The Bush administration and the congressional Republican leadership argued that one of the main achievements of the 2003 Medicare prescription drug bill was that it authorized and encouraged health savings accounts—health insurance with high deductibles that allow policyholders to retain sums not spent. The argument is that HSAs encourage policyholders to weight the cost of routine healthcare and at the same time protect them from catastrophic expenses. After all, your auto insurance doesn't pay you for oil changes but does pay if your car is totaled. Why should a health insurance policy pay for routine, predictable medical expenses but not cover the full cost of catastrophic care?

Conservative critics of the Bush administration and the congressional Republican leadership have argued that the HSA provisions are insufficiently favorable and that they are not worth the creation of a whole new entitlement to prescription drug coverage.

Count me as an agnostic in this argument.

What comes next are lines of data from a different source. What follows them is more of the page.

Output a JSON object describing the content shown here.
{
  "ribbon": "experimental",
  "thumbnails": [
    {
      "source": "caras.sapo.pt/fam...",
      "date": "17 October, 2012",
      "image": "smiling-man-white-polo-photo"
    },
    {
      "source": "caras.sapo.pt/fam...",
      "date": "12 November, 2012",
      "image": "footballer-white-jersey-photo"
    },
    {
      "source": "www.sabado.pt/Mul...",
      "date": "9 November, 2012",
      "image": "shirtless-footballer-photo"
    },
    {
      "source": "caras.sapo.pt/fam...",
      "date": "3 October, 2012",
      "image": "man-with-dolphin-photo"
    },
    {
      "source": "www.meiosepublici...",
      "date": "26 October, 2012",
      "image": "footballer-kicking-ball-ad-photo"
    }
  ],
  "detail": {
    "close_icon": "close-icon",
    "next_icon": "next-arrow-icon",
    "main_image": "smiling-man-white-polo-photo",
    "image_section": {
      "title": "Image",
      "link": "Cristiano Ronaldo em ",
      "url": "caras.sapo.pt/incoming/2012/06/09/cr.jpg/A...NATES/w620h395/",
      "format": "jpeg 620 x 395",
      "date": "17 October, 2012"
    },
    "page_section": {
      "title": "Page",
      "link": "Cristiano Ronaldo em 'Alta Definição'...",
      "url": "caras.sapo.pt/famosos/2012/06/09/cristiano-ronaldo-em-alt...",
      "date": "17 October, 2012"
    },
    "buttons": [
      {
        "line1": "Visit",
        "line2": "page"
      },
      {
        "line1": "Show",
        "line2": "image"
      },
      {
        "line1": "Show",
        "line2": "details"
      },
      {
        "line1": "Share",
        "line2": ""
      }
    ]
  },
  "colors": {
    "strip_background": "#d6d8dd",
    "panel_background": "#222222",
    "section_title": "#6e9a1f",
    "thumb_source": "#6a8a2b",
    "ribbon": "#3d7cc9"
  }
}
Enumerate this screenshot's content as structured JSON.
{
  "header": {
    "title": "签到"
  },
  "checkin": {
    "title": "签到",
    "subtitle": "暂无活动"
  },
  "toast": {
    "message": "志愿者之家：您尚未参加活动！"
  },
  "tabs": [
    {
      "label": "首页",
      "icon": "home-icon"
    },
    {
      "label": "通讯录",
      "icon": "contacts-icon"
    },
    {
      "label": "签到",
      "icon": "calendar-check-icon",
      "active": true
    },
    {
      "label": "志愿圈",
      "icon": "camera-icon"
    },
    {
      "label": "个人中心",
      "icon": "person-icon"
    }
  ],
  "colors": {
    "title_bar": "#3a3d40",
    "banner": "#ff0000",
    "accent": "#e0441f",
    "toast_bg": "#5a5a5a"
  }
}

But I do think it's worth noting that HSAs seem to be making some gains in the private-sector marketplace. We tend to talk about healthcare finance issues as if the federal government is the only important decision maker. But as Hillary Rodham Clinton found out in 1993-94, we don't have one healthcare finance system in this country, we have many. Trying to impose one model on those systems proved to be intellectually very difficult, even for the very smart people who worked on the Clinton healthcare plan, and politically impossible. Our healthcare finance systems keep changing, in large part because of decisions by private firms and individuals, and if HSAs prove increasingly popular—and the WSJ article suggests they are—then that has important national consequences.

Another senator for president?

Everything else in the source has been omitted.